One of the great features of Budibase is its "real-time" connectivity with the database, which made it easy for us to try things out and see the results immediately. Additionally, we were able to encapsulate our components in a "front-end'ish" style, although it is still missing some configurations to adjust component sizes and display. For example, max-width/height is not available and support for responsive displays is still lacking. Despite this, we were still able to create a simple but effective UI.

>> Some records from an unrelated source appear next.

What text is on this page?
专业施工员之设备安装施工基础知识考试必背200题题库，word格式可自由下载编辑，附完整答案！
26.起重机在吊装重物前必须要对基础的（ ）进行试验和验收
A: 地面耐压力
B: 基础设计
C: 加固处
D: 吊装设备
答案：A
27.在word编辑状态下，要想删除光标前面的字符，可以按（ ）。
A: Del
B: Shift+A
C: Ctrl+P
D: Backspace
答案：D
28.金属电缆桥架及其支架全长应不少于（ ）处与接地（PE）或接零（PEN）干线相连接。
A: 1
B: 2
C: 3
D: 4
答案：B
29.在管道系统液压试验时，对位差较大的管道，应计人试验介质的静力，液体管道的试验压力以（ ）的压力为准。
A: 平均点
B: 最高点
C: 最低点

Ou main component for checking properties auctionsPoC Home UI

Another great thing about Budibase is the out-of-box themes it offers. We applied the black theme and it looked great. Overall, we found Budibase to be a great tool for creating simple and effective front-end interfaces.

Final remarks

The team was able to quickly spin up an end-to-end natural language processing (NLP) powered application within two days of work. The current stack is deemed to be sufficient to accommodate additional features and robust enough to support a better user interface in the future. It was also proven that is possible to employ large language models (LLMs) for complex data processing.

As an additional note, we consider that tools like Budibase and other low-code user interface builders can be extremely useful for rapidly developing graphical interfaces that are easily connected to data. They enable fast iteration of ideas and can be a valuable addition to the development process.